I received an email recently from a good friend that said, “you're going to have to move Secret to sheltered water which is accessible to a road. There must be shoreline with that combination.” It’s obviously the ideal solution, the only solution to our current dilemma. The problem? It doesn’t exist. I’ve pored over the charts multiple times. There are only three anchorages charted for Crooked. One is where we are, the second is off this same beach, closer to Landrail Point. The third is off French Wells, seven miles from the nearest road.
Do you want to do the experiment? Be my guest. If you’re a nautical sort, get out your charts, and take a gander at Crooked Island. If you’re a landlubber, whip out your trusty Google Earth, which I’m sure everyone has been using to plot our coordinates. (You can, you know, or so I’ve heard. Just type them in: 22°49.46’N 074°20.82’W. You might even see us, if the satellite’s gone over recently.)

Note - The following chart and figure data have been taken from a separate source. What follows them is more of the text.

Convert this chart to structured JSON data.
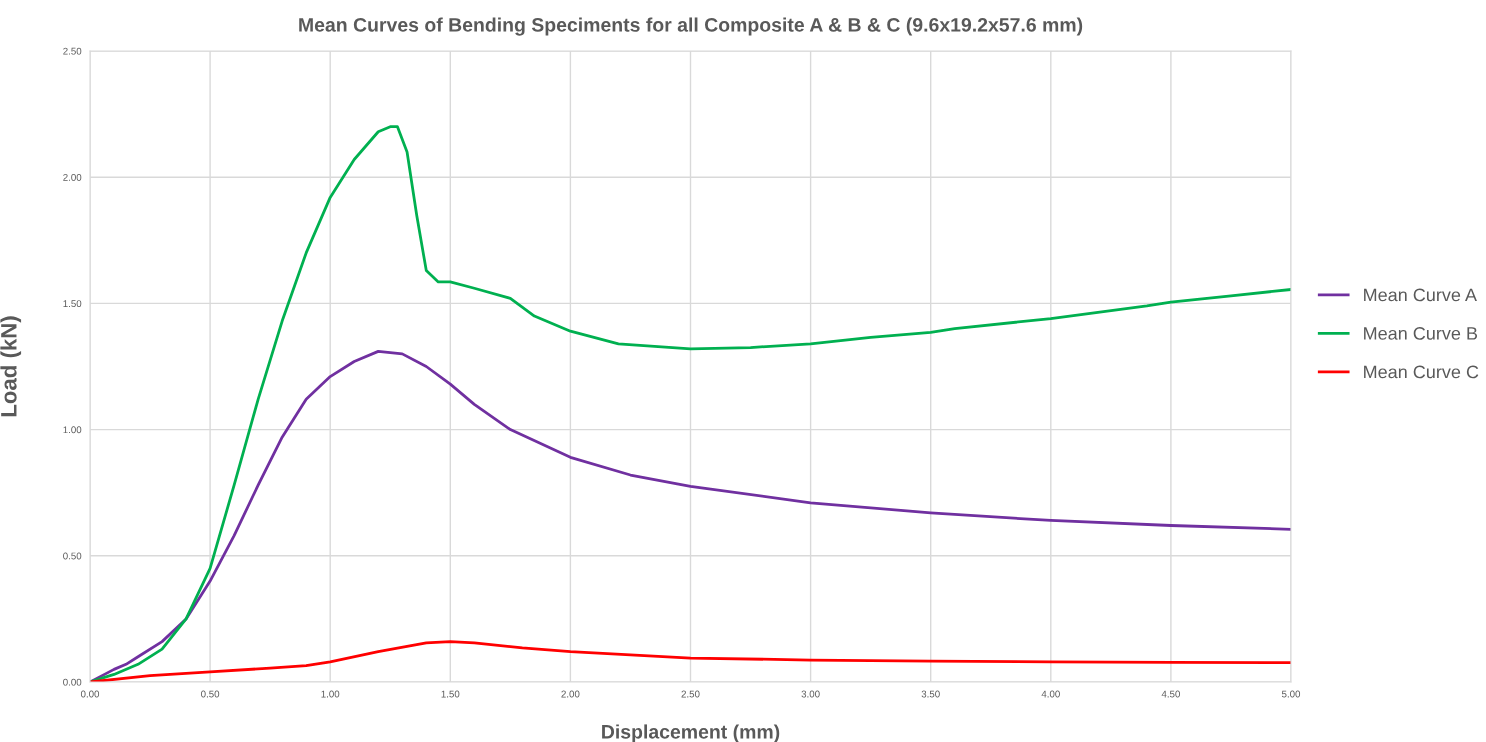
{
  "chart_data": {
    "type": "line",
    "title": "Mean Curves of Bending Speciments for all Composite A & B & C (9.6x19.2x57.6 mm)",
    "xlabel": "Displacement (mm)",
    "ylabel": "Load (kN)",
    "xlim": [
      0,
      5
    ],
    "ylim": [
      0,
      2.5
    ],
    "xticks": [
      {
        "value": 0,
        "label": "0.00"
      },
      {
        "value": 0.5,
        "label": "0.50"
      },
      {
        "value": 1,
        "label": "1.00"
      },
      {
        "value": 1.5,
        "label": "1.50"
      },
      {
        "value": 2,
        "label": "2.00"
      },
      {
        "value": 2.5,
        "label": "2.50"
      },
      {
        "value": 3,
        "label": "3.00"
      },
      {
        "value": 3.5,
        "label": "3.50"
      },
      {
        "value": 4,
        "label": "4.00"
      },
      {
        "value": 4.5,
        "label": "4.50"
      },
      {
        "value": 5,
        "label": "5.00"
      }
    ],
    "yticks": [
      {
        "value": 0,
        "label": "0.00"
      },
      {
        "value": 0.5,
        "label": "0.50"
      },
      {
        "value": 1,
        "label": "1.00"
      },
      {
        "value": 1.5,
        "label": "1.50"
      },
      {
        "value": 2,
        "label": "2.00"
      },
      {
        "value": 2.5,
        "label": "2.50"
      }
    ],
    "grid": true,
    "legend": "right",
    "marker": "none",
    "line_style": "solid",
    "series": [
      {
        "name": "Mean Curve A",
        "color": "#7030a0",
        "x": [
          0,
          0.1,
          0.15,
          0.2,
          0.3,
          0.4,
          0.5,
          0.6,
          0.7,
          0.8,
          0.9,
          1.0,
          1.1,
          1.2,
          1.3,
          1.4,
          1.5,
          1.6,
          1.75,
          2.0,
          2.25,
          2.5,
          3.0,
          3.5,
          4.0,
          4.5,
          5.0
        ],
        "values": [
          0,
          0.05,
          0.07,
          0.1,
          0.16,
          0.25,
          0.4,
          0.58,
          0.78,
          0.97,
          1.12,
          1.21,
          1.27,
          1.31,
          1.3,
          1.25,
          1.18,
          1.1,
          1.0,
          0.89,
          0.82,
          0.775,
          0.71,
          0.67,
          0.64,
          0.62,
          0.605
        ]
      },
      {
        "name": "Mean Curve B",
        "color": "#00b050",
        "x": [
          0,
          0.1,
          0.2,
          0.3,
          0.4,
          0.5,
          0.6,
          0.7,
          0.8,
          0.9,
          1.0,
          1.1,
          1.2,
          1.25,
          1.28,
          1.32,
          1.36,
          1.4,
          1.45,
          1.5,
          1.6,
          1.75,
          1.85,
          2.0,
          2.2,
          2.5,
          2.75,
          3.0,
          3.25,
          3.5,
          3.6,
          4.0,
          4.4,
          4.5,
          4.75,
          5.0
        ],
        "values": [
          0,
          0.03,
          0.07,
          0.13,
          0.25,
          0.45,
          0.78,
          1.12,
          1.43,
          1.7,
          1.92,
          2.07,
          2.18,
          2.2,
          2.2,
          2.1,
          1.85,
          1.63,
          1.585,
          1.585,
          1.56,
          1.52,
          1.45,
          1.39,
          1.34,
          1.32,
          1.325,
          1.34,
          1.365,
          1.385,
          1.4,
          1.44,
          1.49,
          1.505,
          1.53,
          1.555
        ]
      },
      {
        "name": "Mean Curve C",
        "color": "#ff0000",
        "x": [
          0,
          0.25,
          0.5,
          0.75,
          0.9,
          1.0,
          1.2,
          1.4,
          1.5,
          1.6,
          1.8,
          2.0,
          2.5,
          3.0,
          3.5,
          4.0,
          4.5,
          5.0
        ],
        "values": [
          0,
          0.025,
          0.04,
          0.055,
          0.065,
          0.08,
          0.12,
          0.155,
          0.16,
          0.155,
          0.135,
          0.12,
          0.095,
          0.087,
          0.083,
          0.08,
          0.078,
          0.077
        ]
      }
    ]
  }
}
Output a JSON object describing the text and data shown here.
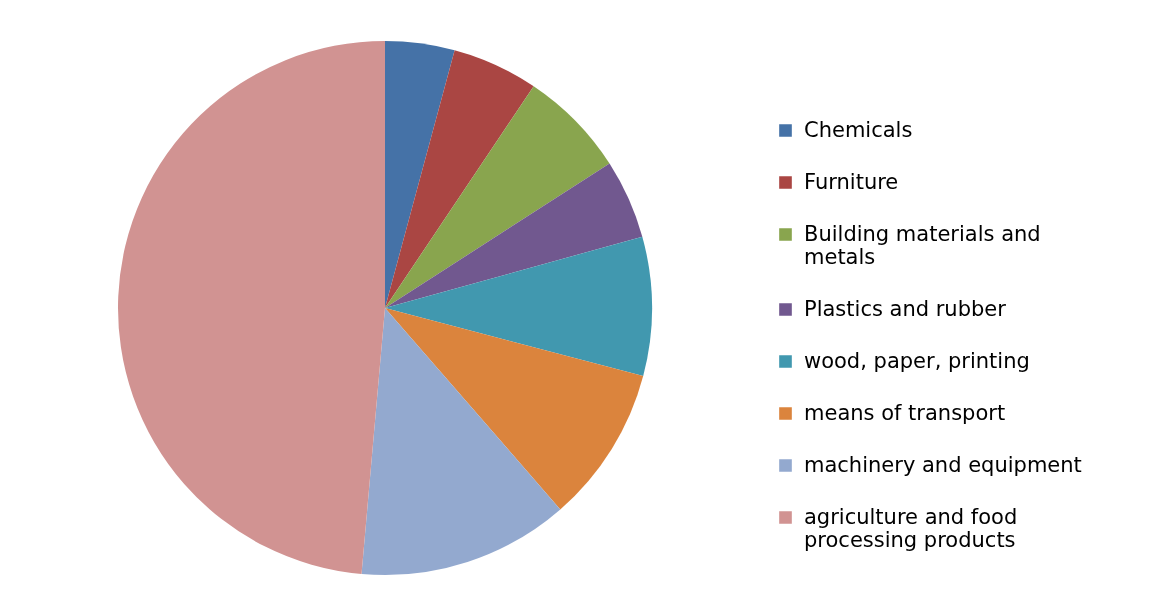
{
  "chart_data": {
    "type": "pie",
    "categories": [
      "Chemicals",
      "Furniture",
      "Building materials and metals",
      "Plastics and rubber",
      "wood, paper, printing",
      "means of transport",
      "machinery and equipment",
      "agriculture and food processing products"
    ],
    "values": [
      4.2,
      5.2,
      6.5,
      4.8,
      8.4,
      9.5,
      12.8,
      48.6
    ],
    "colors": [
      "#4572a7",
      "#aa4643",
      "#89a54e",
      "#71588f",
      "#4198af",
      "#db843d",
      "#93a9cf",
      "#d19392"
    ],
    "legend": "right"
  }
}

The north coast is uncharted, completely closed off by reef that extends out up to a mile and a half. That’s where everyone gets their lobster and conch. We’ve had offers of using moorings up there, and heard assertions that it has five feet of depth, but I am beyond skeptical. It wouldn’t be worth holing our boat up there on the nebulous advice of people who’ve never used anything except a Boston Whaler. Besides, there’s no protection from the east, the direction of the prevailing wind. The west coast is where we’re anchored, at the mercy of the current, with no protection from reef. I’ve even thought, recently, about moving south to the anchorage closer to Landrail, where there is some reef, in the hope that we’d get more protection. But as far as we can tell using our binoculars, they get as much swell as we do down there, and we’d have to up our very firmly set three-anchor arrangement, negotiate our way among coral heads, and probably end up with worse holding ground. All to end up farther away from the house for uncertain benefits. The last choice is the southern end of the island, French Wells. There the island disappears among salt flats, swamp, and mangroves, for the safest anchorage around. And there? No roads. There’s not even real land to build roads on. It’s barely land, for seven miles, a stretch called Turtle Sound.

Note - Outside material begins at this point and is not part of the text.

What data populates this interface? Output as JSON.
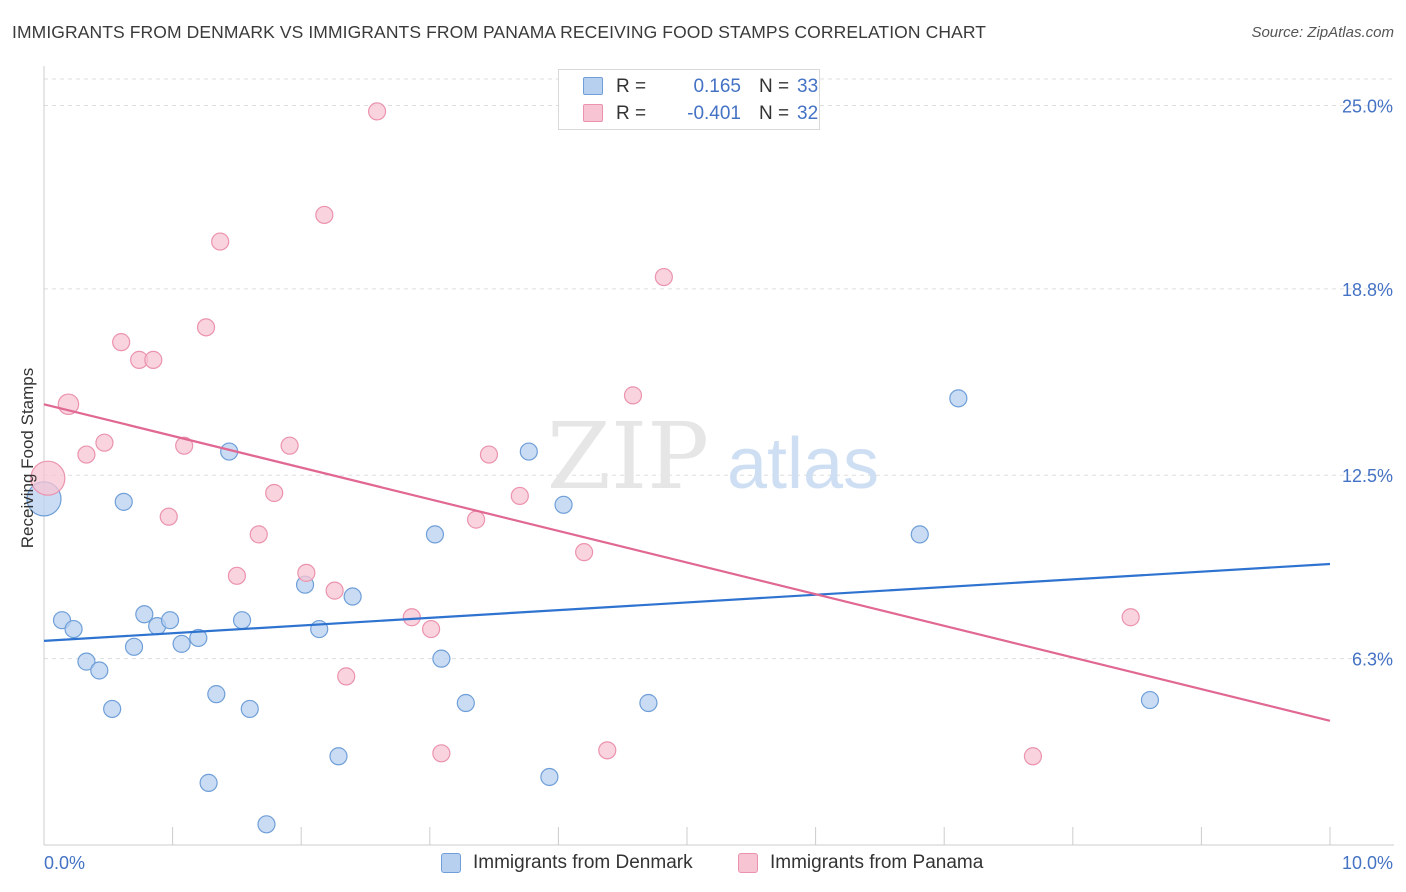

The ideal solution doesn’t exist. The way the island is built, exactly the reason for the houses being built where they are and for us having work here, precludes the possibility. So what do we do? Abandon the Napster? Go back to Georgetown? Move to French Wells and pay someone to ferry us? I’ve begun poking around for a 10HP outboard, about what we’d need to feel confident negotiating seven miles of coast daily. In some ways, I believe that’s the only solution, but I don’t think we can find a good outboard here. If we could, it’d be three times the asking price elsewhere.
No. We just have to put up with the rocking and rolling for the duration. My new think-positive program, an attempt to self-medicatewith cognitive behavioral therapy, tells myself that we are being rocked to sleep in Jesus’ hand. Maybe that will work.